Weak global economies and low oil prices hit the industrial giant’s sales of oil and gas infrastructure equipment especially hard. This limited GE’s organic revenue growth, which excludes acquisitions, to just 1 percent in the quarter.
The company’s shares were down 0.9 percent at USD 28.81 in afternoon trading on the New York Stock Exchange.
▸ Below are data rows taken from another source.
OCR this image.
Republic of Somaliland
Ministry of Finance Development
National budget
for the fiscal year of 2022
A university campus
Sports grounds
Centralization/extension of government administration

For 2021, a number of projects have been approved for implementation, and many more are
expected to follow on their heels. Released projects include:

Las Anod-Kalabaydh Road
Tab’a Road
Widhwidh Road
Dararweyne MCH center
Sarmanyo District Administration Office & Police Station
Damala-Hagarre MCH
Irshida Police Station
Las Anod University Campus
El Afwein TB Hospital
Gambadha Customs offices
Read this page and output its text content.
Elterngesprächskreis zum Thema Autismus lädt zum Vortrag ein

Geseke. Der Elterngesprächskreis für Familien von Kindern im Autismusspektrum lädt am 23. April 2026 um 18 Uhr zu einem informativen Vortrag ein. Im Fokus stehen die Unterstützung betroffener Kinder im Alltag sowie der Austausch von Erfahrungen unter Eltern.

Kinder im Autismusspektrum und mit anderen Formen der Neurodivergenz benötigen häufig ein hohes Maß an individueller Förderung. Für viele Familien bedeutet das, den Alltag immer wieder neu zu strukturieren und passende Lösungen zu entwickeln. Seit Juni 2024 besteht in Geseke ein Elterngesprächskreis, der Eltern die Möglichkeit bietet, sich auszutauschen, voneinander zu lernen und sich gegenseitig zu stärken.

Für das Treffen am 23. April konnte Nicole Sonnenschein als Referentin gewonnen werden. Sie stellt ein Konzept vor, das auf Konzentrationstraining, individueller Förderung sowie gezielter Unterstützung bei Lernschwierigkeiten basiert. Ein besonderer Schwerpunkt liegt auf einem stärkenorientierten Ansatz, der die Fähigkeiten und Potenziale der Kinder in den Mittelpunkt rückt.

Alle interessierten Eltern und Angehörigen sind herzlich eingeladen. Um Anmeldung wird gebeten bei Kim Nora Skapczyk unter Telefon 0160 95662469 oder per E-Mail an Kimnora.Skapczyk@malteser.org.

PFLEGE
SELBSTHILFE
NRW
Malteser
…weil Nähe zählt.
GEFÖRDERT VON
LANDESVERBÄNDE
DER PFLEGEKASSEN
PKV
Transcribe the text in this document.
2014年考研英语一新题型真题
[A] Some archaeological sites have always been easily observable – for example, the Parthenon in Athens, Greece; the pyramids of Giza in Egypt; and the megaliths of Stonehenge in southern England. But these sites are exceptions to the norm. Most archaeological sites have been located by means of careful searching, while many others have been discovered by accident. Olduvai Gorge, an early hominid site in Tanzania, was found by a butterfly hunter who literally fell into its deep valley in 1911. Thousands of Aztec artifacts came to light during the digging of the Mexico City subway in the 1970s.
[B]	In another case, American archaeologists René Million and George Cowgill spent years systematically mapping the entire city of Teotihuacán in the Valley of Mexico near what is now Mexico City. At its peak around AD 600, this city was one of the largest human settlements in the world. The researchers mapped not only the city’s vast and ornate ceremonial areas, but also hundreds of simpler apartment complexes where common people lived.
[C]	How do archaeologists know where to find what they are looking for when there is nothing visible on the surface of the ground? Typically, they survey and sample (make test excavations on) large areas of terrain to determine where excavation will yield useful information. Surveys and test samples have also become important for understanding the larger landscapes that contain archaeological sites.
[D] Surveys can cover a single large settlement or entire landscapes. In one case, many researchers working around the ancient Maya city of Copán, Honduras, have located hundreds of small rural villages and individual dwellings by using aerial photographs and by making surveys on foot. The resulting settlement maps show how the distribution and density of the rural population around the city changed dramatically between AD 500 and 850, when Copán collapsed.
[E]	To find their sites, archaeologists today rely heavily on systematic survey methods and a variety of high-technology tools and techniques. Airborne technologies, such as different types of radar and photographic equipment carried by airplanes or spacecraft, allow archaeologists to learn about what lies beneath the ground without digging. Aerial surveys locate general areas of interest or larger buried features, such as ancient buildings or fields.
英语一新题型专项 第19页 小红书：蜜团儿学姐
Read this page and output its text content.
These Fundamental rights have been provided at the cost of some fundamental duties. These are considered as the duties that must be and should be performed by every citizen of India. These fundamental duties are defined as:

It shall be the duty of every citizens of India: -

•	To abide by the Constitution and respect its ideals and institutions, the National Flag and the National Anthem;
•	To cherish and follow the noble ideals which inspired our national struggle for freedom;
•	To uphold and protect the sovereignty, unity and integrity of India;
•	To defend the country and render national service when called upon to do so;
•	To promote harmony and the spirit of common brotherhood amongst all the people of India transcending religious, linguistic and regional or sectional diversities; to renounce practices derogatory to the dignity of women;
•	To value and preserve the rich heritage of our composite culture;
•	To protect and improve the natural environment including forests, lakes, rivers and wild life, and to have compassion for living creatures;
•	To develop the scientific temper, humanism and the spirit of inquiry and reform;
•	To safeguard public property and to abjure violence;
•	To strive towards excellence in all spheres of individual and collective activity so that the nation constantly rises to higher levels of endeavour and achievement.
Earlier the stock fell 2 percent, the biggest decliner in the Dow Jones Industrial Average index.
On the plus side, GE’s adjusted quarterly profit jumped 10 percent to 32 cents a share, exceeding the 30 cents that analysts had estimated on average, according to Thomson Reuters I/B/E/S.
Analysts said the beat was not a complete surprise since they had recently trimmed estimates by two or three cents.
GE also raised its full-year target for cash returned to shareholders to USD30 billion from USD26 billion and noted it had returned USD 25 billion in the first three quarters.
The company lifted its cash flow outlook to at least USD 32 billion, up from a range of USD 29 billion to USD 32 billion it forecast at the end of the second quarter.
But GE trimmed its full-year revenue forecast to flat to 2 percent growth, down from 2 percent to 4 percent growth.
It also narrowed its adjusted profit forecast to between USD 1.48 and USD 1.52 a share, compared with the USD 1.45 to USD 1.55 a share forecast at the end of the second quarter.
GE’s weak revenue largely reflected the continuing reluctance of oil and gas companies to make new long-term investments, despite signs that the market is picking up, GE officials said.
GE’s oil and gas segment revenue slumped 25 percent in the quarter, disappointing analysts, who had been hoping GE would report stronger revenue growth after a weak first half.
Three big international oil and gas deals that GE had expected to close in the second half have been delayed or suspended, so GE cut them from its projections for the year, Chief Financial Officer Jeff Bornstein told Reuters.
Bornstein said he thought the oil and gas market had bottomed during the summer and there were clear signs of growth in rig counts and other measures in North America. But sales of GE’s large equipment would take longer to improve.
“We believe it’ll begin to turn in 2017,” he said. “The speed with which that happens I don’t exactly know.”
Investors had been sceptical that GE’s organic revenue growth could hit analysts’ estimates of about 5 percent in the fourth quarter, Sanford C Bernstein analyst Steven Winoker wrote in a note.
Now, the anemic third-quarter growth “again calls into question the company’s ability to hit the 5 percent” target, he said.
While strength in GE’s healthcare, aviation and renewable energy businesses helped, “there is not going be the significant turnaround in the second half that was originally anticipated,” said Jeff Windau, an analyst at Edward Jones in St. Louis.
Still, cost-cutting in oil and gas and other businesses and a diminishing drag from foreign exchange translation should allow GE to deliver USD2 a share in adjusted earnings in 2018, Chief Executive Officer Jeff Immelt said on a conference call.